Highbury College Portsmouth and its partners in the NESCOT Consortium have beaten significant international competition to secure a £75 million contract to run a women-only vocational training institute in Saudi Arabia.
The NESCOT Consortium consists of three high-quality further education colleges and two universities based in the United Kingdom, and takes its name from the founding partner and project lead, North East Surrey College of Technology. Working in partnership with NESCOT are Highbury College, Burton and South Derbyshire College (BSDC), University of Hull and Birmingham City University. Each partner has a reputation for excellence and the delivery of outstanding vocational and technical education in England combined with significant experience of working internationally.
A Limited Liability Company (LLC) has been established by the three colleges and this vehicle will oversee the day-to-day running of the women’s college in the Saudi Arabian city of Jeddah.

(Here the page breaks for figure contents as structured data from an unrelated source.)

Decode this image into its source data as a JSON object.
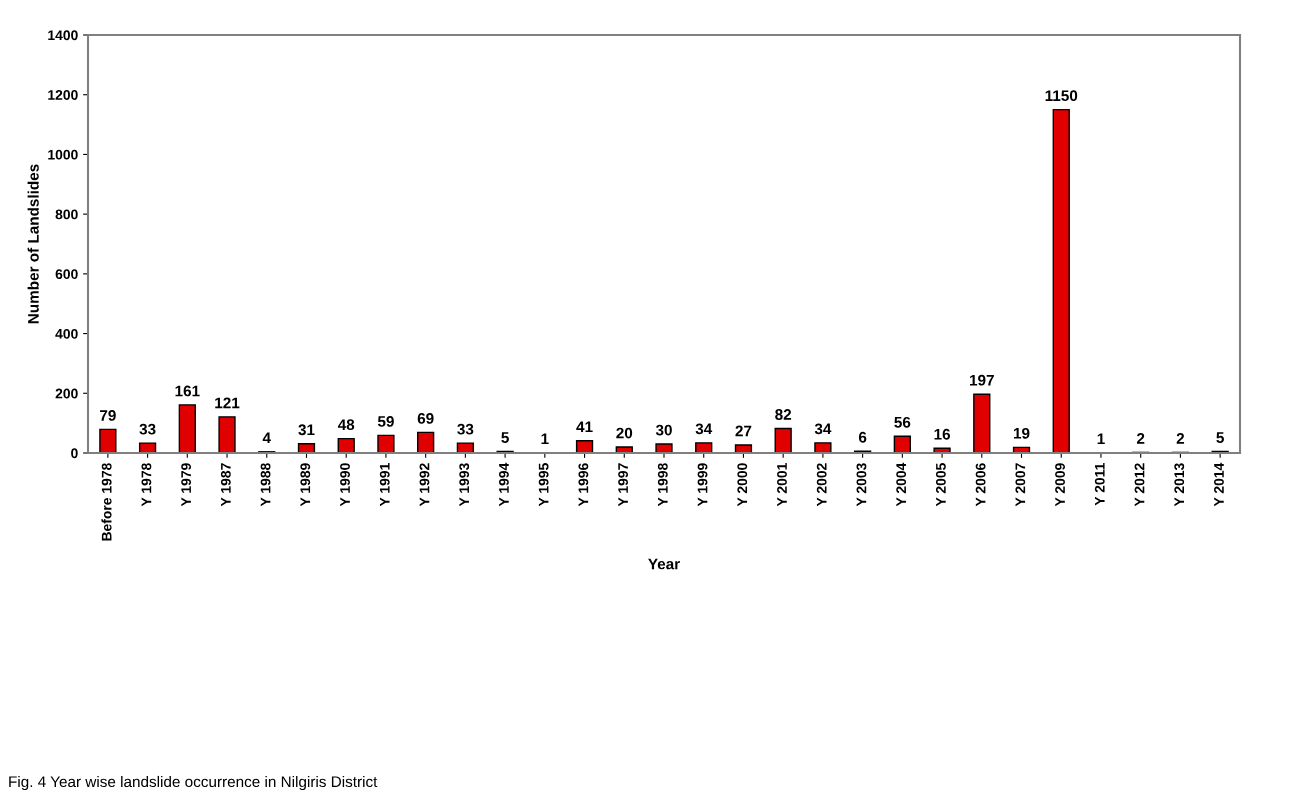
{
  "chart_data": {
    "type": "bar",
    "xlabel": "Year",
    "ylabel": "Number of Landslides",
    "categories": [
      "Before 1978",
      "Y 1978",
      "Y 1979",
      "Y 1987",
      "Y 1988",
      "Y 1989",
      "Y 1990",
      "Y 1991",
      "Y 1992",
      "Y 1993",
      "Y 1994",
      "Y 1995",
      "Y 1996",
      "Y 1997",
      "Y 1998",
      "Y 1999",
      "Y 2000",
      "Y 2001",
      "Y 2002",
      "Y 2003",
      "Y 2004",
      "Y 2005",
      "Y 2006",
      "Y 2007",
      "Y 2009",
      "Y 2011",
      "Y 2012",
      "Y 2013",
      "Y 2014"
    ],
    "values": [
      79,
      33,
      161,
      121,
      4,
      31,
      48,
      59,
      69,
      33,
      5,
      1,
      41,
      20,
      30,
      34,
      27,
      82,
      34,
      6,
      56,
      16,
      197,
      19,
      1150,
      1,
      2,
      2,
      5
    ],
    "color": "#e00000",
    "ylim": [
      0,
      1400
    ],
    "yticks": [
      0,
      200,
      400,
      600,
      800,
      1000,
      1200,
      1400
    ],
    "grid": false,
    "data_labels": true,
    "annotations": [
      "Fig. 4 Year wise landslide occurrence in Nilgiris District"
    ]
  }
}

Stella Mbubaegbu CBE, principal and CEO of Highbury College, commented: “This is a landmark occasion for Highbury, both as a member of the NESCOT Consortium and as a representative of the UK further education sector. We have presented a compelling vision of a college that will empower women in Saudi Arabia to pursue their careers with the confidence that comes from receiving the highest standard of training.”
The Consortium was chosen from over 500 global organisations (from the UK, America, Australia and New Zealand) that expressed an interest in running one of this first tranche of 10 vocational colleges in Saudi Arabia.
The college will offer courses in IT, business administration, beauty, fashion and jewellery design with the first year of the programmes focusing on improving English language skills. The curriculum is constructed through a mixture of BTEC and Saudi national qualifications and will see 500 female learners enrolled in year one with a full capacity intake of 2,000. 120 female staff will be recruited to teach in the college as men are not permitted on site while students are in residence.
The project also aligns to a UK Government initiative Education UK, which aims to promote UK education overseas. At the time of the 2012 Education UK launch, skills minister Matthew Hancock said the initiative would specifically target rapidly-expanding markets such as the Middle East and India, with exports in this area able to generate £27 billion annually by 2025.